Lakewood is slowly transitioning to recreational pot, with five of the city's ten existing medical dispensaries approved for retail sales on April 13, according to Lakewood licensing specialist Jessica Claussen. However, those stores are still working toward a retail launch.
Since Colorado legalized recreational cannabis in 2014, Lakewood has only permitted medical dispensaries, but that changed in November, when voters approved recreational dispensaries within city limits through a citizen-initiated ordinance.
Dispensary chains Ascend Cannabis, Golden Meds, Kaya Cannabis, Levels and the Clinic have all been approved for retail marijuana sales, with licenses and modification permits slowly rolling out, according to Claussen.
Although only five stores have been approved so far, the remaining dispensaries are making sure they don't lag behind. Lakewood only allows existing medical dispensaries in good standing to apply for retail marijuana licenses, and building modification permits are required to separate recreational and medical marijuana sales for businesses that choose to serve both.
Recreational cultivation is also permitted under the ordinance, and Lakewood Public Information Officer Stacie Oulton anticipates heavy interest among business operators.
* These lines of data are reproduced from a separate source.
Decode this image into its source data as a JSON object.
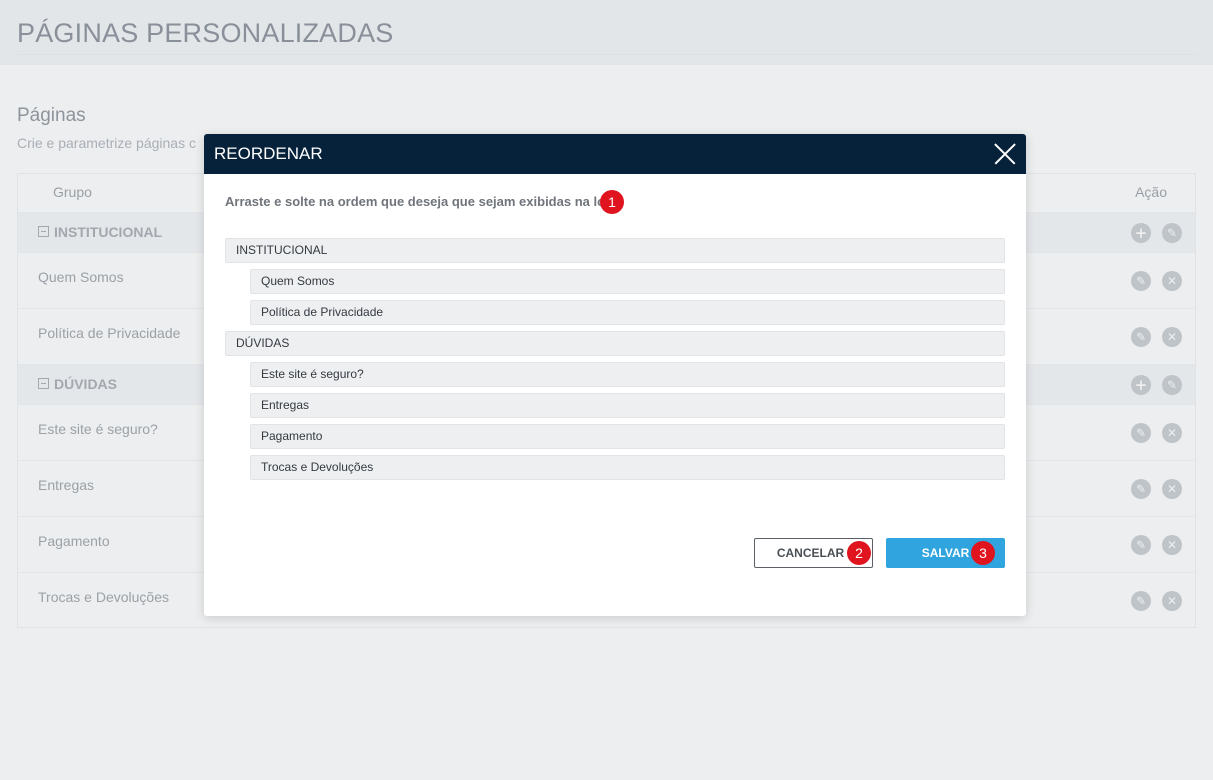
{
  "page": {
    "title": "PÁGINAS PERSONALIZADAS",
    "section_title": "Páginas",
    "section_subtitle": "Crie e parametrize páginas c"
  },
  "table": {
    "col_group": "Grupo",
    "col_action": "Ação",
    "rows": [
      {
        "type": "group",
        "label": "INSTITUCIONAL"
      },
      {
        "type": "item",
        "label": "Quem Somos"
      },
      {
        "type": "item",
        "label": "Política de Privacidade"
      },
      {
        "type": "group",
        "label": "DÚVIDAS"
      },
      {
        "type": "item",
        "label": "Este site é seguro?"
      },
      {
        "type": "item",
        "label": "Entregas"
      },
      {
        "type": "item",
        "label": "Pagamento"
      },
      {
        "type": "item",
        "label": "Trocas e Devoluções"
      }
    ]
  },
  "modal": {
    "title": "REORDENAR",
    "instruction": "Arraste e solte na ordem que deseja que sejam exibidas na loja.",
    "badge_instruction": "1",
    "items": [
      {
        "label": "INSTITUCIONAL",
        "level": 0
      },
      {
        "label": "Quem Somos",
        "level": 1
      },
      {
        "label": "Política de Privacidade",
        "level": 1
      },
      {
        "label": "DÚVIDAS",
        "level": 0
      },
      {
        "label": "Este site é seguro?",
        "level": 1
      },
      {
        "label": "Entregas",
        "level": 1
      },
      {
        "label": "Pagamento",
        "level": 1
      },
      {
        "label": "Trocas e Devoluções",
        "level": 1
      }
    ],
    "cancel_label": "CANCELAR",
    "badge_cancel": "2",
    "save_label": "SALVAR",
    "badge_save": "3"
  },
  "colors": {
    "modal_header": "#06223a",
    "save_button": "#2fa4de",
    "badge": "#e0141e"
  },
  "icons": {
    "add": "plus-circle-icon",
    "edit": "edit-icon",
    "delete": "close-circle-icon",
    "collapse": "minus-square-icon",
    "modal_close": "close-icon"
  }
}
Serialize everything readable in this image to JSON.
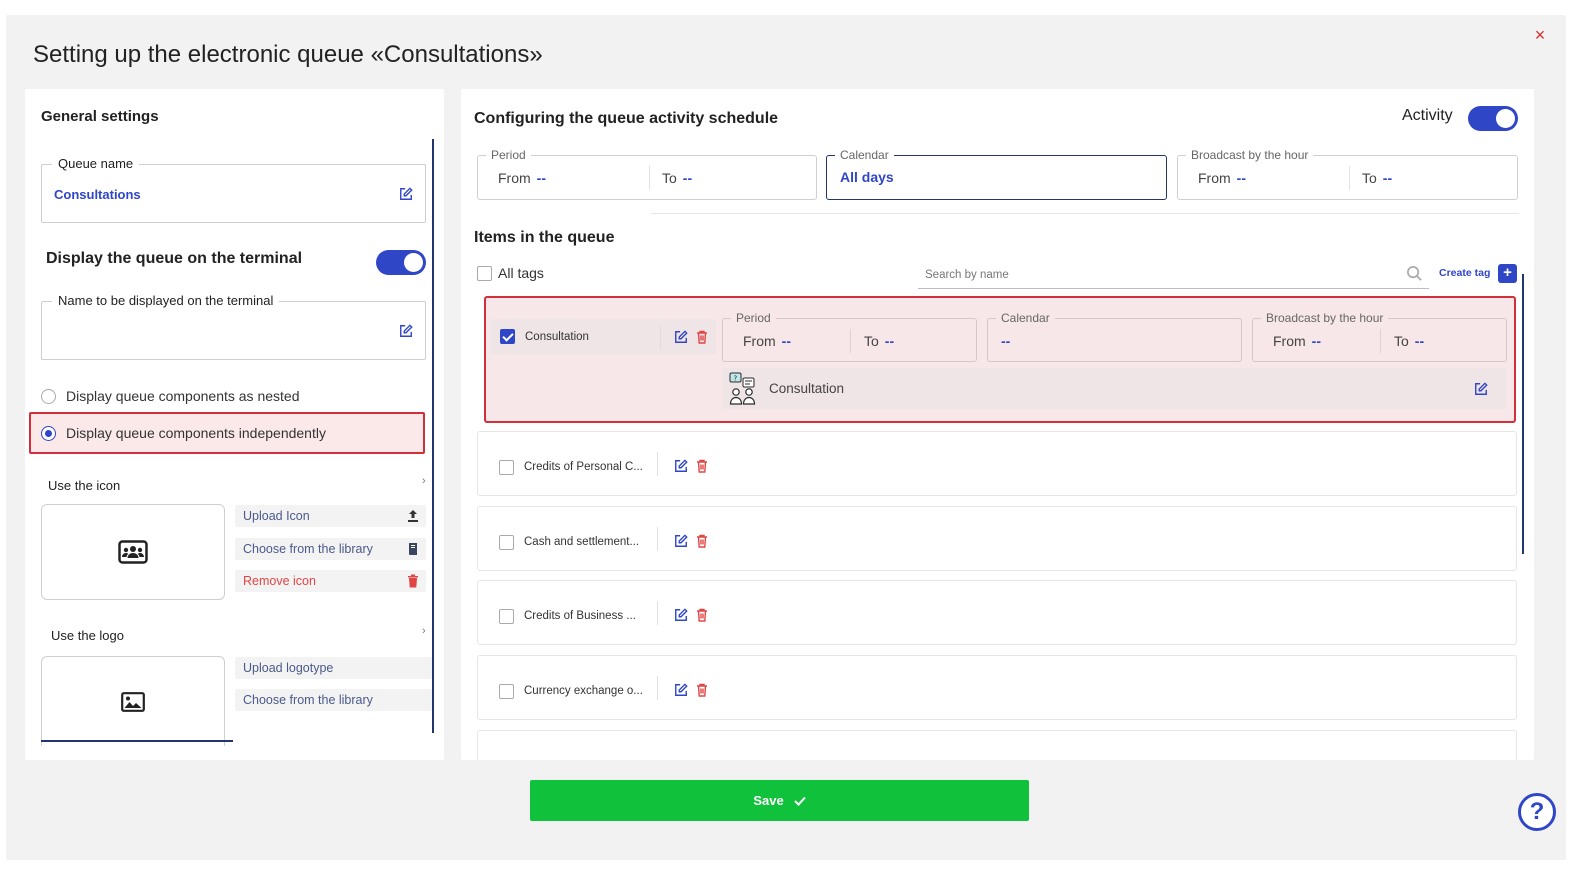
{
  "modal": {
    "title": "Setting up the electronic queue «Consultations»",
    "close_label": "×"
  },
  "general": {
    "title": "General settings",
    "queue_name_label": "Queue name",
    "queue_name_value": "Consultations",
    "terminal_title": "Display the queue on the terminal",
    "terminal_toggle_on": true,
    "terminal_name_label": "Name to be displayed on the terminal",
    "terminal_name_value": "",
    "radio_nested": "Display queue components as nested",
    "radio_independent": "Display queue components independently",
    "selected_radio": "independent",
    "use_icon_label": "Use the icon",
    "upload_icon": "Upload Icon",
    "choose_library": "Choose from the library",
    "remove_icon": "Remove icon",
    "use_logo_label": "Use the logo",
    "upload_logotype": "Upload logotype",
    "choose_library_logo": "Choose from the library",
    "chevron": "›"
  },
  "schedule": {
    "title": "Configuring the queue activity schedule",
    "activity_label": "Activity",
    "activity_on": true,
    "period_legend": "Period",
    "from_label": "From",
    "to_label": "To",
    "empty_value": "--",
    "calendar_legend": "Calendar",
    "calendar_value": "All days",
    "broadcast_legend": "Broadcast by the hour"
  },
  "items": {
    "title": "Items in the queue",
    "all_tags_label": "All tags",
    "search_placeholder": "Search by name",
    "create_tag_label": "Create tag",
    "plus_label": "+",
    "selected": {
      "name": "Consultation",
      "period_legend": "Period",
      "calendar_legend": "Calendar",
      "calendar_value": "--",
      "broadcast_legend": "Broadcast by the hour",
      "from_label": "From",
      "to_label": "To",
      "empty_value": "--",
      "component_name": "Consultation"
    },
    "list": [
      {
        "name": "Credits of Personal C..."
      },
      {
        "name": "Cash and settlement..."
      },
      {
        "name": "Credits of Business ..."
      },
      {
        "name": "Currency exchange o..."
      }
    ]
  },
  "footer": {
    "save_label": "Save",
    "help_label": "?"
  },
  "colors": {
    "accent": "#2f46c7",
    "danger": "#d32f3a",
    "save": "#10c23b"
  }
}
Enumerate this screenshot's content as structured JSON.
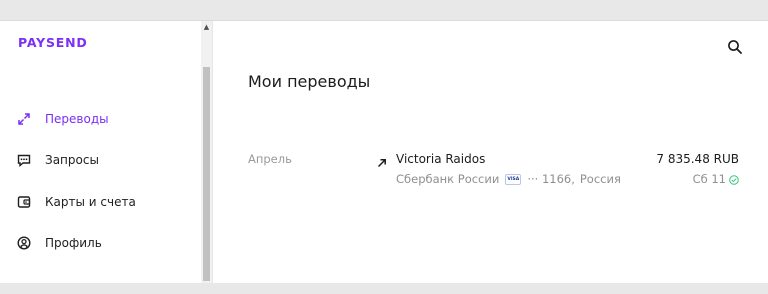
{
  "brand": {
    "logo_text": "PAYSEND",
    "accent": "#7b2ff7"
  },
  "sidebar": {
    "items": [
      {
        "label": "Переводы",
        "icon": "transfer-arrows-icon",
        "active": true
      },
      {
        "label": "Запросы",
        "icon": "chat-bubble-icon",
        "active": false
      },
      {
        "label": "Карты и счета",
        "icon": "wallet-icon",
        "active": false
      },
      {
        "label": "Профиль",
        "icon": "profile-icon",
        "active": false
      }
    ]
  },
  "header": {
    "search_icon": "search-icon"
  },
  "main": {
    "title": "Мои переводы",
    "groups": [
      {
        "month": "Апрель",
        "transactions": [
          {
            "direction_icon": "arrow-up-right-icon",
            "recipient": "Victoria Raidos",
            "bank": "Сбербанк России",
            "card_brand": "VISA",
            "card_mask": "··· 1166,",
            "country": "Россия",
            "amount": "7 835.48 RUB",
            "date": "Сб 11",
            "status_icon": "check-circle-icon",
            "status_color": "#3cc47c"
          }
        ]
      }
    ]
  }
}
Ascend Cannabis, a medical dispensary in Lakewood since 2010, recently opened one of Littleton’s first retail marijuana dispensaries but is still waiting on approval from Lakewood to modify its current medical dispensaries for recreational sales, according to owner Scott Embree.
"It could be a long process due to COVID, since the city doesn't have many people overlooking [permits] at the moment," he explains. "It's about time."
The Clinic has been serving medical marijuana patients in Lakewood since 2014, and has plans to add additional 200 square feet for recreational sales to its existing facility, according to marketing representative Lauren Carter.
"We’ve always prided ourselves on being a great medical cannabis provider, and are excited to serve new recreational consumers in the neighborhood, as well," Carter says.
Of Lakewood's five other medical dispensaries that weren't on the first list of approved licenses, three have already applied or are still in the process. Cross Genetics is close to finishing an application for a retail sales license, according to the company, and plans to buy the building next door to expand the cultivation for a recreational permit.
Ajoya plans to apply for a retail license, as well, but is still designing plans for an entirely new Lakewood property that will include retail sales. According to Ajoya business consultant Kate Heckman, modifications to the new space will take a few more months, and the dispensary hopes to reveal its new location to the public soon. Features like a community garden, exterior artwork and murals and a potential drive-thru option are being discussed. "We're really looking at a forward-thinking way of approaching the expansion," she says.
Nate Gentry, general manager at Leiffa, says the dispensary plans to continue serving medical marijuana to eighteen-and-older medical patients, but adds that Leiffa is moving forward with recreational applications, too, which would require building modification. Leiffa hopes to continue operating at its current facility, with a new floor plan and other minor modifications being discussed, he explains.
"We've seen what recreational cannabis has done for Colorado, and we hope it will do the same for Lakewood," Gentry says. "We're very excited to see what the market will look like here."